Song from the musical Annie Get Your Gun

"You Can't Get a Man with a Gun" is a song from the 1946 musical Annie Get Your Gun, written by Irving Berlin. It was originally performed by Ethel Merman.

==Background==
In the song, Annie Oakley sings about how a girl with talent as a sharpshooter nevertheless finds that her abilities do not help her attract men.

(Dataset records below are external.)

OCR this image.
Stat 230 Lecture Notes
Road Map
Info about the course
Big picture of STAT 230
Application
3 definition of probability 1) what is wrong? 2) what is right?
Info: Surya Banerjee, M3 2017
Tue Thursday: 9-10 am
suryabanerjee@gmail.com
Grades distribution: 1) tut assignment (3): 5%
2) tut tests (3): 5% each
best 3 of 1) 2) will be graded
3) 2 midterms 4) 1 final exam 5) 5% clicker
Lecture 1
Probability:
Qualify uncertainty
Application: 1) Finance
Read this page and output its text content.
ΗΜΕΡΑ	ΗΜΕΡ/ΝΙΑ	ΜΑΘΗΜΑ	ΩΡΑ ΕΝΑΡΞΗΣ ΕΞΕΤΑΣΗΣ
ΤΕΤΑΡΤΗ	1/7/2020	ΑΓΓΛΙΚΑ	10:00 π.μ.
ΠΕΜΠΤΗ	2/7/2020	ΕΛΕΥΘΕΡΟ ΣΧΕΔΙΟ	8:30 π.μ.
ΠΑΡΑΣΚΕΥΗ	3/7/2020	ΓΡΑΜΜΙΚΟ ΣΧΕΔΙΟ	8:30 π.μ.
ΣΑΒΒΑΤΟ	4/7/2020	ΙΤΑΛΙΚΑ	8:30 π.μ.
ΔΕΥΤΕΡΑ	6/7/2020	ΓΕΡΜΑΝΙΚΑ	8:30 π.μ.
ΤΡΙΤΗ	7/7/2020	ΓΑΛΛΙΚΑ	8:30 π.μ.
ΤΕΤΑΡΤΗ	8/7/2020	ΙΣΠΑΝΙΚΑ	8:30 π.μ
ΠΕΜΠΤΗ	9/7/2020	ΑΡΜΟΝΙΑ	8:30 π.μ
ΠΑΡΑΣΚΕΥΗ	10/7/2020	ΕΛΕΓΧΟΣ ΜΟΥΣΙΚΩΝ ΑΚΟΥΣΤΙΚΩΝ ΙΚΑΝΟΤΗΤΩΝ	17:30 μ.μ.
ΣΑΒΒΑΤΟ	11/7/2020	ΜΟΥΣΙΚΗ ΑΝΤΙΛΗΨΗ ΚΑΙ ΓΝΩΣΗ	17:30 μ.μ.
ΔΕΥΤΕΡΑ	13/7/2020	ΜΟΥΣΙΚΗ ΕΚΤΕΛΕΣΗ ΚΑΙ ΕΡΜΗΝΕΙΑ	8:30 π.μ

She introduces herself with: "I'm quick on the trigger/with targets not much bigger/than a pinpoint I'm number one." The song is humorous in that she imagines different scenarios in which shooting a man will not make him fall in love with her, e.g. "A man may be hot/but he's not/when he's shot/oh, you can't get a man with a gun!" and "But you can't shoot a lover,/and use him for a cover/oh, you can't get a man with a gun!"

== Recordings ==
- Doris Day - for her album Annie Get Your Gun (1963)
- Eydie Gormé - for her album Gormé Sings Showstoppers (1959).
- Betty Hutton - included in the album Annie Get Your Gun (Original Soundtrack) (1950).
- Ethel Merman - included in Annie Get Your Gun [Original Cast Album] (1946).
- Bernadette Peters - included in Annie Get Your Gun [1999 Broadway Revival Cast] (1999).
- Suzi Quatro – starred as Annie Oakley in the 1986 West End (London) production of Annie Get Your Gun. She sings the song in the album Annie Get Your Gun – 1986 London Cast (1986), and the associated single "I Got Lost in His Arms" (1986).